TÜİK verileri gerçeği açıklamıyor
Türkiye İstatistik Kurumu (TÜİK) tarafından bugün açıklanan Temmuz 2025 enflasyon verileri, ekonomik krizin halk üzerindeki yıkıcı etkilerini bir kez daha gözler önüne sermiştir. TÜİK’e göre Temmuz ayında tüketici fiyat endeksi (TÜFE) aylık bazda %2,06, yıllık bazda ise %33,52 oranında artmıştır. Ancak bağımsız araştırma kuruluşu Enflasyon Araştırma Grubu’nun (ENAG) verileri, gerçek enflasyonun halkın yaşadığı ekonomik tabloyla çok daha uyumlu olduğunu ortaya koymaktadır. ENAG’a göre Temmuz ayında enflasyon %3,75 artarken, yıllık enflasyon oranı %65,15’e ulaşmıştır.
TÜİK’in açıkladığı veriler gerçeği yansıtmaktan uzaktır. Çarşıda, pazarda yaşanan hayat pahalılığı; gıda, ulaşım, kira ve temel ihtiyaçlardaki fahiş artışlar TÜİK’in rakamlarının halkın yaşadığı gerçeklikle bağdaşmadığını göstermektedir. Gıdaya ulaşmak her geçen gün daha da zorlaşırken, resmi veriler halkı kandırmanın bir aracı haline gelmiştir.
TÜİK algı operasyonu yapıyor
Konfederasyonumuz Kamu-Ar tarafından yapılan araştırmaya göre *Temmuz 2025 itibarıyla açlık sınırı 27 bin 670 liraya çıkmıştır. Dört kişilik bir ailenin yalnızca sağlıklı ve dengeli beslenebilmesi için yapması gereken harcama bu seviyeye ulaşmışken, *yoksulluk sınırı ise barınma, ulaşım, sağlık, eğitim ve diğer zorunlu harcamalarla birlikte 85 bin 344 liraya fırlamıştır. Sadece bir ayda 1.485 liralık bir artış yaşanmıştır. Bu veriler, çalışanların büyük çoğunluğunun açlık ve yoksulluk sınırının altında yaşamaya mahkûm edildiğini göstermektedir.

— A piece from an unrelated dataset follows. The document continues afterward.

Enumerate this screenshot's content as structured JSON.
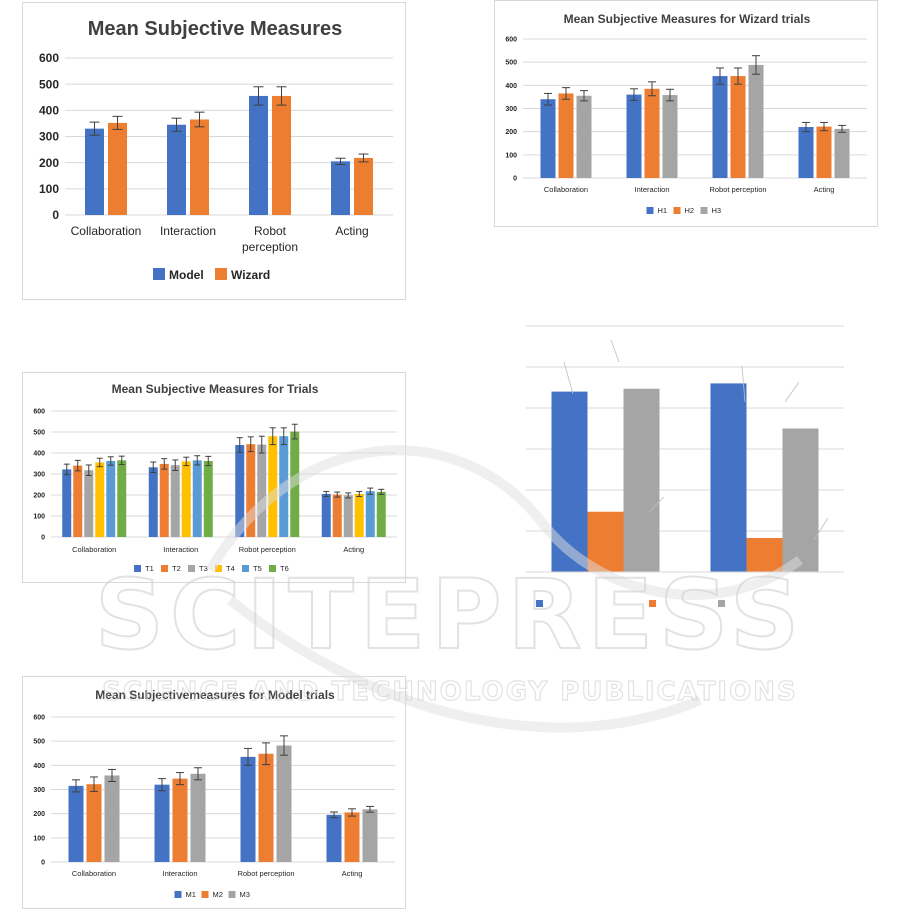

Emekçilerin ücretleri enflasyon karşısında her geçen gün erirken, hükümet ve TÜİK halkın gözünün içine baka baka algı operasyonlarıyla gerçekleri perdelemeye çalışmaktadır. Gerçek hayat pahalılığına göre belirlenmeyen ücret politikaları, toplu sözleşmelerdeki gerçek dışı artış oranları, memuru, emekçiyi, emekliyi adım adım yoksulluğa ve sefalete sürüklemektedir.
Birleşik Kamu-İş Konfederasyonu olarak bir kez daha altını çiziyoruz:
Birleşik Kamu-İş Konfederasyonu olarak bir kez daha altını çiziyoruz:
-TÜİK’in enflasyon hesaplama yöntemleri şeffaf, bilimsel ve halkın yaşadığı gerçekliği yansıtacak şekilde yeniden düzenlenmelidir.
-Ücretler, gıda ve temel tüketim harcamalarına endekslenerek gerçekçi biçimde artırılmalıdır.
-Açlık ve yoksulluk sınırı temel alınarak asgari ücret ve kamu çalışanlarının maaşları yeniden düzenlenmelidir.
-Emekçiler, iktidarın yanlış ekonomi politikalarının bedelini ödememelidir.
Halk yoksullaşırken, emeğin alın teri görmezden gelinemez!
TÜİK’e değil, halkın mutfağına bakın!
Gerçek enflasyon sofralarda, pazarlarda, halkın cebinde yaşanıyor!